One of the most common reasons some people hate public speaking is the belief they simply won't measure up. They have heard other speakers who really impressed them with their command of the subject, personal confidence and clever wit.  There are speakers who seem to hold the audience in the palm of their hand, always know the right thing to say, never make a mistake and tell really funny jokes. The folks who'd rather die than give a speech are convinced that, no matter what they do or say, they won't live up to that standard. 

       Why do we so often compare ourselves to others when we're thinking about doing something new or difficult? What is it that makes us want to know in advance that we'll do it right, we'll be okay, before we'll challenge ourselves to take the risk? Why don't we trust ourselves? Why do we need external validation to prove we're good enough?

       Public speaking is a learned skill like driving a car or playing football. It has rules and techniques that we have to learn in order to do it well. Nobody is born with the ability to effortlessly get up in front of the room and enthrall the audience. It's true that it comes easier for some than for others, extroverts have it way easier than introverts, but everyone has to learn the basic skills that will make the audience respond.

       The fact is that when it comes to speaking in front of a group, everyone is good enough! 
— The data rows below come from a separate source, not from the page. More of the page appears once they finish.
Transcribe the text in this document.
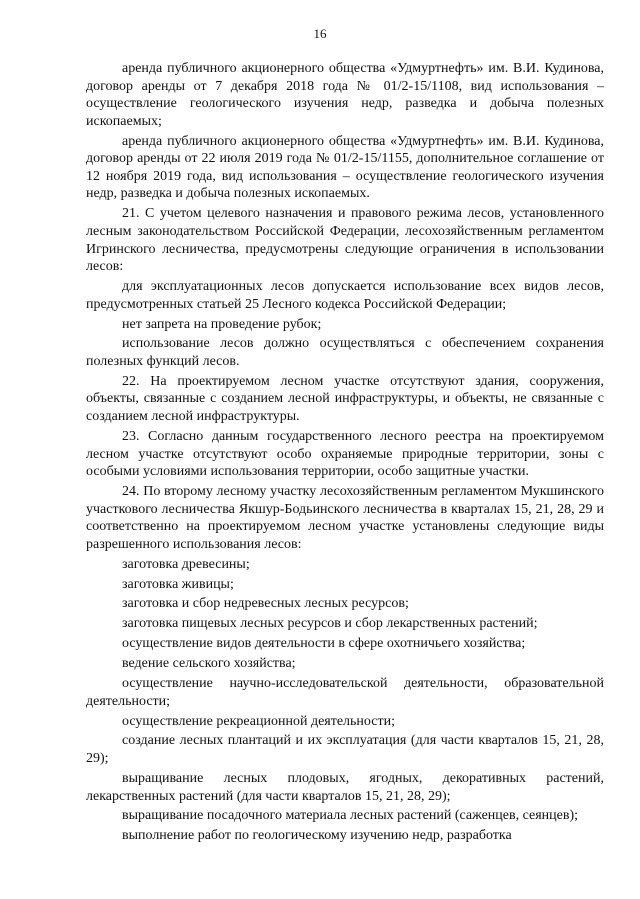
16

аренда публичного акционерного общества «Удмуртнефть» им. В.И. Кудинова, договор аренды от 7 декабря 2018 года № 01/2-15/1108, вид использования – осуществление геологического изучения недр, разведка и добыча полезных ископаемых;

аренда публичного акционерного общества «Удмуртнефть» им. В.И. Кудинова, договор аренды от 22 июля 2019 года № 01/2-15/1155, дополнительное соглашение от 12 ноября 2019 года, вид использования – осуществление геологического изучения недр, разведка и добыча полезных ископаемых.

21. С учетом целевого назначения и правового режима лесов, установленного лесным законодательством Российской Федерации, лесохозяйственным регламентом Игринского лесничества, предусмотрены следующие ограничения в использовании лесов:

для эксплуатационных лесов допускается использование всех видов лесов, предусмотренных статьей 25 Лесного кодекса Российской Федерации;

нет запрета на проведение рубок;

использование лесов должно осуществляться с обеспечением сохранения полезных функций лесов.

22. На проектируемом лесном участке отсутствуют здания, сооружения, объекты, связанные с созданием лесной инфраструктуры, и объекты, не связанные с созданием лесной инфраструктуры.

23. Согласно данным государственного лесного реестра на проектируемом лесном участке отсутствуют особо охраняемые природные территории, зоны с особыми условиями использования территории, особо защитные участки.

24. По второму лесному участку лесохозяйственным регламентом Мукшинского участкового лесничества Якшур-Бодьинского лесничества в кварталах 15, 21, 28, 29 и соответственно на проектируемом лесном участке установлены следующие виды разрешенного использования лесов:

заготовка древесины;

заготовка живицы;

заготовка и сбор недревесных лесных ресурсов;

заготовка пищевых лесных ресурсов и сбор лекарственных растений;

осуществление видов деятельности в сфере охотничьего хозяйства;

ведение сельского хозяйства;

осуществление научно-исследовательской деятельности, образовательной деятельности;

осуществление рекреационной деятельности;

создание лесных плантаций и их эксплуатация (для части кварталов 15, 21, 28, 29);

выращивание лесных плодовых, ягодных, декоративных растений, лекарственных растений (для части кварталов 15, 21, 28, 29);

выращивание посадочного материала лесных растений (саженцев, сеянцев);

выполнение работ по геологическому изучению недр, разработка
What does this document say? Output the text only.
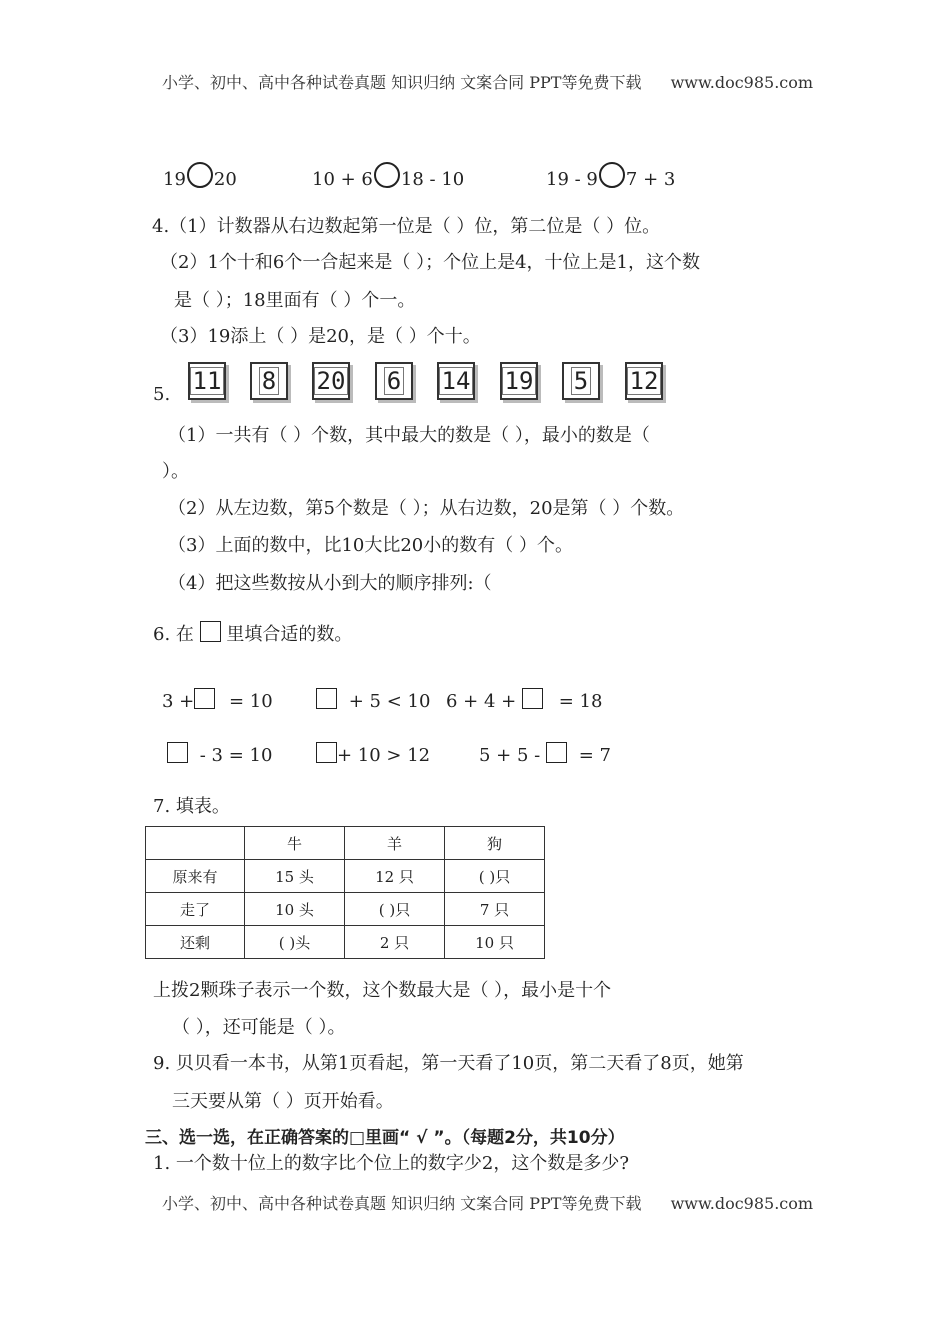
小学、初中、高中各种试卷真题 知识归纳 文案合同 PPT等免费下载 www.doc985.com
19 20	10 + 6 18 - 10	19 - 9 7 + 3
4.（1）计数器从右边数起第一位是（ ）位，第二位是（ ）位。
（2）1个十和6个一合起来是（ ）；个位上是4，十位上是1，这个数
是（ ）；18里面有（ ）个一。
（3）19添上（ ）是20，是（ ）个十。
5. 11 8 20 6 14 19 5 12
（1）一共有（ ）个数，其中最大的数是（ ），最小的数是（
）。
（2）从左边数，第5个数是（ ）；从右边数，20是第（ ）个数。
（3）上面的数中，比10大比20小的数有（ ）个。
（4）把这些数按从小到大的顺序排列:（
6. 在 里填合适的数。
3 + = 10	+ 5 < 10 6 + 4 + = 18
- 3 = 10	+ 10 > 12	5 + 5 - = 7
7. 填表。
	牛	羊	狗
原来有	15 头	12 只	( )只
走了	10 头	( )只	7 只
还剩	( )头	2 只	10 只
上拨2颗珠子表示一个数，这个数最大是（ ），最小是十个
（ ），还可能是（ ）。
9. 贝贝看一本书，从第1页看起，第一天看了10页，第二天看了8页，她第
三天要从第（ ）页开始看。
三、选一选，在正确答案的□里画“ √ ”。（每题2分，共10分）
1. 一个数十位上的数字比个位上的数字少2，这个数是多少?
小学、初中、高中各种试卷真题 知识归纳 文案合同 PPT等免费下载 www.doc985.com
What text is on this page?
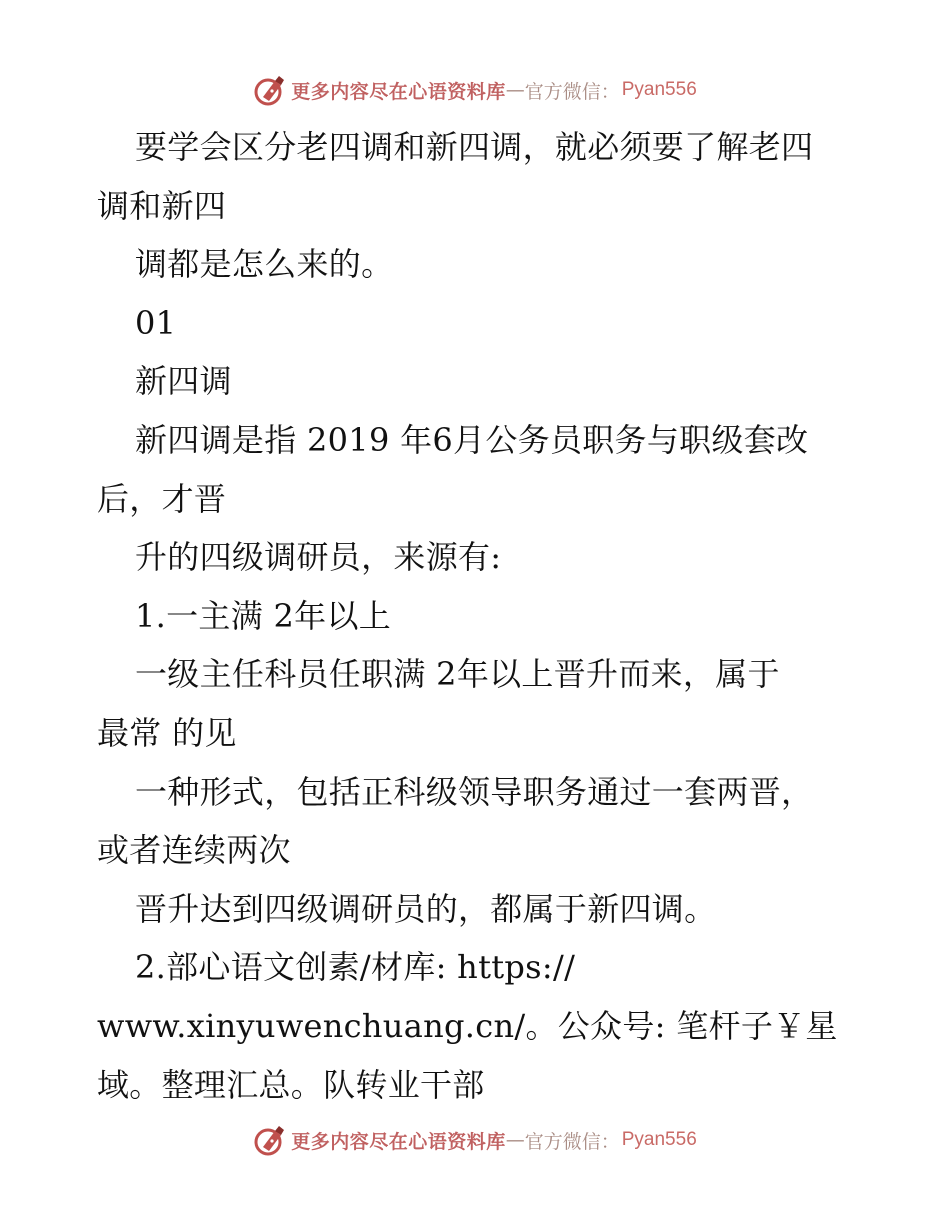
更多内容尽在心语资料库 — 官方微信： Pyan556
要学会区分老四调和新四调，就必须要了解老四
调和新四
调都是怎么来的。
01
新四调
新四调是指 2019 年6月公务员职务与职级套改
后，才晋
升的四级调研员，来源有:
1.一主满 2年以上
一级主任科员任职满 2年以上晋升而来，属于
最常 的见
一种形式，包括正科级领导职务通过一套两晋，
或者连续两次
晋升达到四级调研员的，都属于新四调。
2.部心语文创素/材库: https://
www.xinyuwenchuang.cn/。公众号: 笔杆子￥星
域。整理汇总。队转业干部
更多内容尽在心语资料库 — 官方微信： Pyan556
       Hard to believe? It's true. 

       We each have something to say and our own distinctive way of saying it. No matter the subject, the way you express your particular viewpoint is unique. No one can give a speech exactly like you can. Every one of us has our own unique voice and no one can duplicate it. 
       Whenever we give a speech, we're offering the audience more than just our perspective on the subject. We're offering ourselves. We're saying to the audience, "This is who I am and this is what I believe. I want you to believe it, too."
       It can be very scary to reveal ourselves to the audience like that. It makes us feel naked and vulnerable, afraid all our warts are showing and that the audience will reject us. Yet the true fact is that showing the audience who you are, in your unique voice, is the thing that will attract them the most. When they feel your passion and your personality coming through your words, they'll get who you are.

       When you're honest and open and let the audience hear your unique voice, it's a short step for them to know, like and trust you. 

       And isn't that what being good enough is all about?